TLDR:
New reports from PitchBook-NVCA Venture Monitor and Crunchbase Inc. reveal that 2023 was a challenging year for venture capital funding of startups. Global startup funding dropped 38% from 2022, reaching $285 billion. This decline was evident across all stages of funding – early-stage, late-stage, and seed funding. The US also experienced a 37% decrease in total funding, with only $170.6 billion invested across 15,766 deals. The tech sector, in particular, faced difficulties, with a scarcity of initial public offerings and unicorns struggling to deliver returns. However, there were some bright spots, such as artificial intelligence startups, which raised close to $50 billion in 2023. Conversely, investments in Web3 decreased by 73%.
New reports released today by PitchBook-NVCA Venture Monitor and Crunchbase Inc. detail just how grim 2023 was for venture capital funding of startups, both in the U.S. and globally. The year saw global startup funding plummet to $285 billion, down 38% from 2022, according to Crunchbase. The poor figure highlights a broader trend of reassessment and cautious progression in the market amid ongoing global conflict, macroeconomic concerns and high interest rates.
The downturn in funding was across all stages: Early-stage, late-stage and seed funding all saw substantial declines, indicating a pervasive sense of caution among investors. In the U.S., the scenario was no different from the rest of the world. The country, which traditionally accounts for about half of all venture funding, saw a 37% decline in total funding. The PitchBook report notes a stark decrease in U.S. VC deal activity, with $170.6 billion invested across 15,766 deals, roughly half the amount in 2021.

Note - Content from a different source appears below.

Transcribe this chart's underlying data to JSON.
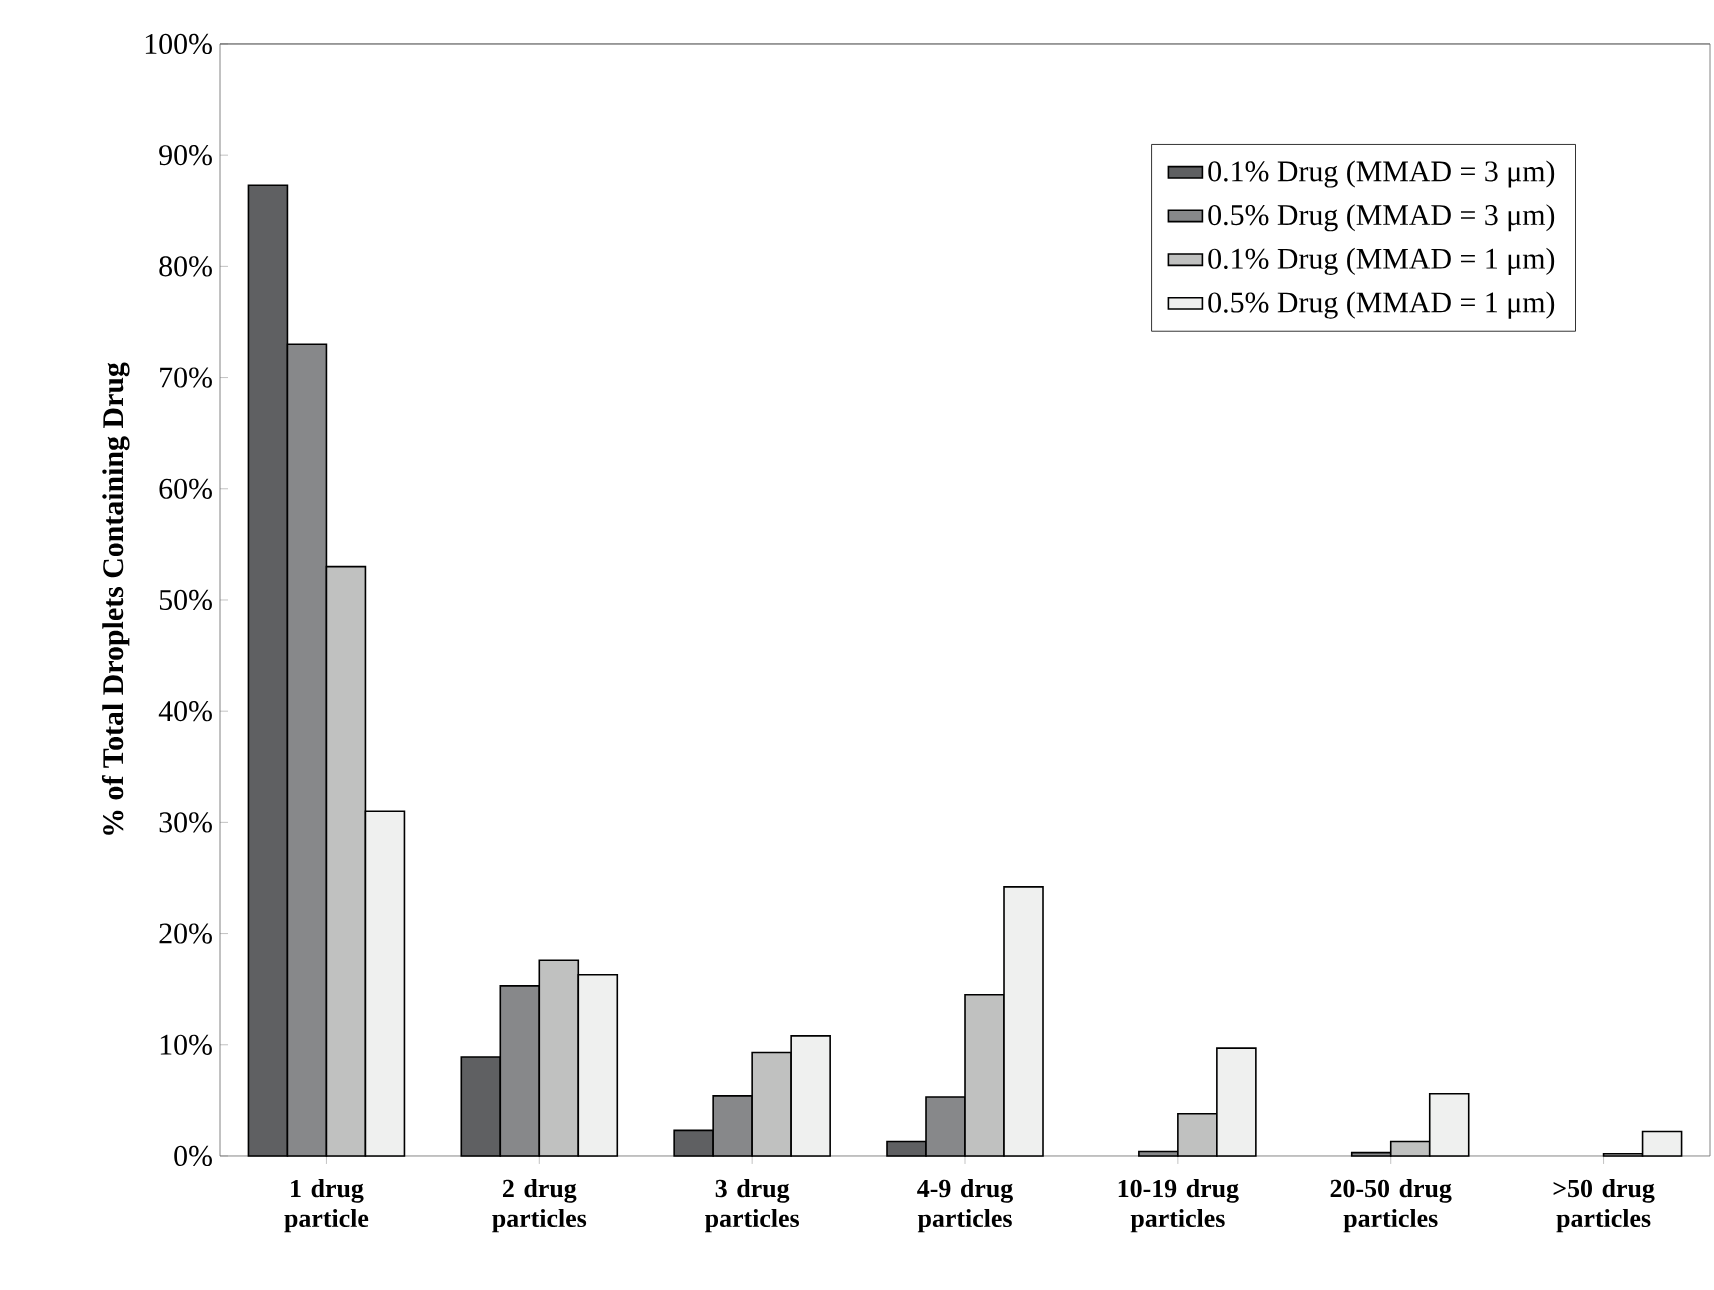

The European venture scene saw a similar decline in money invested and dealmaking. Despite maintaining high median deal sizes, the continent saw its lowest annual exit value in a decade, further confirming a global VC slowdown. By exits, the market followed the VC trend, with only $61.5 billion being returned to investors in the U.S. this year, as reported by PitchBook. The decline was particularly noticeable in the tech sector, where large initial public offerings, once a staple of the VC exit strategy, became sparse. The scarcity of public offerings underscored the difficulties faced by unicorns in delivering returns.
Globally, the exit market was similar with one notable exception — Asia, which bucked the trend and saw more than $143 billion in exit value generated over the year, more than the combined values of exits in the U.S. and Europe. There was also a huge drop in the amount invested into VC funds in 2023. After a record year in 2022, only $66.9 billion was committed to VC funds in the U.S. 2023, the lowest amount since 2017. Globally, the figure was $160 billion, or $200 billion less than in 2021. The lower amounts are noted by PitchBook as likely to hamper a potential rebound in dealmaking in 2024.
The news wasn’t all doom and gloom, however. Certain sectors showing resilience and, in some cases, growth. To the surprise of no one who follows tech, artificial intelligence startups stood out in 2023, raising close to $50 billion, a modest increase from 2022. Conversely, the last “next big thing,” Web3, saw a 73% year-over-year decrease in investment.